Der Krieg in der Ukraine ist nicht vorbei. Auch wenn in anderen Ländern die Aufmerksamkeit schwankt, geht das Leid weiter – auf dem Schlachtfeld, in den Kliniken, in den Wohnzimmern. Kriegsverletzungen, Traumata und Angst sind der neue Alltag der meisten Ukrainer:innen.
Besonders sichtbar wird das auf Tiktok und Instagram. Dort dokumentieren Veteranen, was viele nicht sehen: das Leben nach der Front.
So auch bei Vadim Rybachuk – er zeigt sich öffentlich, verletzlich, ehrlich. Im Januar 2025 postet er ein Video auf Instagram. Es zeigt ihn auf einer Reha-Liege. Sein linker Arm ist unbeweglich, das rechte und Teile des linken Beins wurden amputiert. Er zieht sich mit Kraft nach vorne, stützt sich ab, übt Bewegungen, während Reha-Seile von der Decke baumeln. Dazu schreibt Vadim: "Ich habe mich verändert, aber ich gebe nicht auf."
Ein Jahr zuvor war alles noch ganz anders: Er hatte damals ein Video von sich und seiner Familie veröffentlicht, unverletzt und lachend, während seine Kinder und Frau auf ihm sitzen. Es sind Bilder aus seinem früheren Leben.

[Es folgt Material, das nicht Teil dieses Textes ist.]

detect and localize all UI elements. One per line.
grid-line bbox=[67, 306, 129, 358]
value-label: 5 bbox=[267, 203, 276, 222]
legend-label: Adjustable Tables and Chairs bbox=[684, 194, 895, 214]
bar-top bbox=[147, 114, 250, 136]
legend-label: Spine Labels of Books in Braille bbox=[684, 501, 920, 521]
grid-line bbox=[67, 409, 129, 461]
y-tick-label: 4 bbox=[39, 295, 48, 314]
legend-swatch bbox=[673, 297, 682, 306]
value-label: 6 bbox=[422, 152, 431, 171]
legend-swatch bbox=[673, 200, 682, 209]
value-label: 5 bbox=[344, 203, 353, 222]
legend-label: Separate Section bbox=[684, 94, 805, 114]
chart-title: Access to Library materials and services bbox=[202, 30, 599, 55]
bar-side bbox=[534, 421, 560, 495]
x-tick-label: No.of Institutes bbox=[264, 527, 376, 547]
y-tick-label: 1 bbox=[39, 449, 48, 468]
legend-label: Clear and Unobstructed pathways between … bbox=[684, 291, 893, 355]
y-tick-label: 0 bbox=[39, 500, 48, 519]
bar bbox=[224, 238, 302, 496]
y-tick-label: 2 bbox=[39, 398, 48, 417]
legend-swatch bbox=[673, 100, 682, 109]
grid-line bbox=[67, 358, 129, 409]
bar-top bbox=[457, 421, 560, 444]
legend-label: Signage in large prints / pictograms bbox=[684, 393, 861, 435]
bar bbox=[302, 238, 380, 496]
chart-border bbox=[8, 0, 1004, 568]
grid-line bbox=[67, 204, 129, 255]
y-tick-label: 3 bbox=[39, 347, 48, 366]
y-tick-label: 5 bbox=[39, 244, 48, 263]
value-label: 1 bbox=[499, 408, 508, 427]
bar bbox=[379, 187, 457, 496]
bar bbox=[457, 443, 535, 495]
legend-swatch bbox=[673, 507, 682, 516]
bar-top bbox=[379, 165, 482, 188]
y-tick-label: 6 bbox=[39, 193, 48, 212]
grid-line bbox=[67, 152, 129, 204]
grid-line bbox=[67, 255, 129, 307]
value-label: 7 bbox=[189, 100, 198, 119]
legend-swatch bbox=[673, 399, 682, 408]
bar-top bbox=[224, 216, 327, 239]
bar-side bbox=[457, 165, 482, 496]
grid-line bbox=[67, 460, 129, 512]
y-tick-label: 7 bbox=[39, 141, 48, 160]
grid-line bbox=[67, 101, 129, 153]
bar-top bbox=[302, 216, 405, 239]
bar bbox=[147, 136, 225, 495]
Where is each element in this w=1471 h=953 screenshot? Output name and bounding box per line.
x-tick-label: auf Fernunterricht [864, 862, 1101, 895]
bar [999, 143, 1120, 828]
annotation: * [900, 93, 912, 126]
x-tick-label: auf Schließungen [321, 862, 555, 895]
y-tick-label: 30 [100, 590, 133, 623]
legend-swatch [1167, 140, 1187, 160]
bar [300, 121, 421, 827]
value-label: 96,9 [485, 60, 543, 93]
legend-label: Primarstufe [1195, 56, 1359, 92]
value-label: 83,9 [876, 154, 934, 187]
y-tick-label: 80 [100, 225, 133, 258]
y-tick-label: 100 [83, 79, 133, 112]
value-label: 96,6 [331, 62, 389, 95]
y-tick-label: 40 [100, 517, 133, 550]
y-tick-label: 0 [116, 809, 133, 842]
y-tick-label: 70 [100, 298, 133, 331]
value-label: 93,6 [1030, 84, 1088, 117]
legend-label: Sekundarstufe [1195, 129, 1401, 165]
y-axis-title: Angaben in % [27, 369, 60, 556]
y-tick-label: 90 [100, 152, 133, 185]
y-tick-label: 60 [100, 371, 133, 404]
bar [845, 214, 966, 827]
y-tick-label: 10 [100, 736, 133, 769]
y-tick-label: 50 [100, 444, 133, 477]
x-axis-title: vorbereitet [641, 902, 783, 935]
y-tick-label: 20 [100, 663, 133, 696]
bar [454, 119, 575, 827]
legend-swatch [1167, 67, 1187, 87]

Denn Vadim Rybachuk war als ukrainischer Soldat an der Front, wurde dort schwer verletzt.
Am 25. November 2024 teilte Vadim schließlich seinen ersten Clip nach dem Einsatz, inmitten eines Friedhofs mit Hunderten ukrainischen Flaggen und Gedenkkerzen. Er fährt im Rollstuhl durch das nasse Kopfsteinpflaster. Die Verzweiflung und Trauer können Beobachter:innen wohl nur erahnen. Doch er hat überlebt.
Seit seiner Rückkehr dokumentiert der Ukrainer den Rehabilitationsprozess in kurzen Clips auf Tiktok (@nervniy30) und Instagram (@vadimnerniy). Unterstützt wird er dabei von seiner Partnerin.
Die Plattform "United 24", die unter der Schirmherrschaft von Präsident Selenskyj steht, teilte seine Geschichte zuletzt mit Bewunderung: "Die Familie Rybachuk [...] macht den langen Weg der Rehabilitation durch. Der Veteran Vadim Rybachuk wurde an der Front verletzt. Um ihre Reise zu dokumentieren, begann die Familie, Videos zu drehen." Dazu ein emotionaler Clip, der verdeutlicht, wie das neue Leben der Familie aussieht.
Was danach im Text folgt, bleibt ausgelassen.